Mechanisms of Therapeutic Action of IVIg in Mucocutaneous Autoimmune and Inflammatory Diseases
The mechanism of action of IVIg is not completely understood but thought to be due to: neutralization of bacterial superantigens or other infectious agents, inhibition of TNF-α production, neutralization of pathogenic autoantibodies, regulation and modulation of Fc receptors, downregulation of proinflammatory cytokine production, suppression of the function of B lymphocytes, enhancement of regulatory T cells with inhibition of other T cells via T-cell receptor signaling, antioxidative effects, inhibition of TH17 differentiation, inhibition of differentiation of dendritic cells and suppression of the endocytosis of nucleosomes [69, 119, 121, 141, 142].
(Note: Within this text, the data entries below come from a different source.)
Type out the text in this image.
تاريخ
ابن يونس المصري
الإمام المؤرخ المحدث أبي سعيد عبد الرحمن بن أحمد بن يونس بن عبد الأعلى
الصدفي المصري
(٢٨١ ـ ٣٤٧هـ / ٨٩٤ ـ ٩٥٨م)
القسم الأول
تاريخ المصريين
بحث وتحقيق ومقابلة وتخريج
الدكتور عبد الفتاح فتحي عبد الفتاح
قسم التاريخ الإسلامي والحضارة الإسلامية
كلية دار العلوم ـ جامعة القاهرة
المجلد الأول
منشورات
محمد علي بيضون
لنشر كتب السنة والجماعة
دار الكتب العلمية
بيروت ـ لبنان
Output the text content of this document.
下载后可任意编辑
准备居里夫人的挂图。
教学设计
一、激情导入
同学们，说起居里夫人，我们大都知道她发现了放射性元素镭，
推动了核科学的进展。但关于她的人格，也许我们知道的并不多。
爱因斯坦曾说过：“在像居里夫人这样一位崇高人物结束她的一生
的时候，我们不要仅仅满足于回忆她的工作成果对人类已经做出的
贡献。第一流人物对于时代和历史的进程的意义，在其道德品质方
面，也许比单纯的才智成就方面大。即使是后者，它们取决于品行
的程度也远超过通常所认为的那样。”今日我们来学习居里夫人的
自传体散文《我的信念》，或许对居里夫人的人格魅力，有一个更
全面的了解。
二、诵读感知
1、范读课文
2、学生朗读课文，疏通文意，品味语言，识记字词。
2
In immunobullous diseases, several mechanisms are thought to drive the decline in autoantibody levels and disease activity. A dramatic and rapid effect of treatment with IVIg is the selective decrease in autontibodies, leaving normal protective antibodies unaffected [23, 143, 144]. This correlates well with IVIg’s fast therapeutic effect. The rapid decrease suggests that this is due to increased catabolism of antibodies rather than decreased production [145]. A clinical study of 12 patients found that IVIg decreased anti-desmoglein 3 by 45 % and anti-desmoglein1 by 32 % from baseline within 2 weeks of the last cycle [146]. The lack of activity against long-term autoantibody production necessitates the use of cytotoxic immunosuppressants to supress production of new pathogenic autoantibodies during the catabolic phase [147].
The FcRn receptor is present on many cell types, inlcuding keratinocytes and endothelial cells. It functions to regulate serum immunoglobulin levels by protecting immunoglobulin from degradation. By increasing the concentration of IgG, these receptors become saturated, and are no longer able to protect IgG from degradation. This leads to increased catabolism of all antibodies. Because pathogenic antibodies are not replenished by IVIg therapy, levels of these antibodies decline, preventing their activation. In addition, IVIg may increase the expression of the inhibitory FcRIIB receptor on effector cells, resulting in decreased clearance of opsonized platelets [148]. This same mechanism could act to decrease activation of anti-keratinocyte primed phagocytes.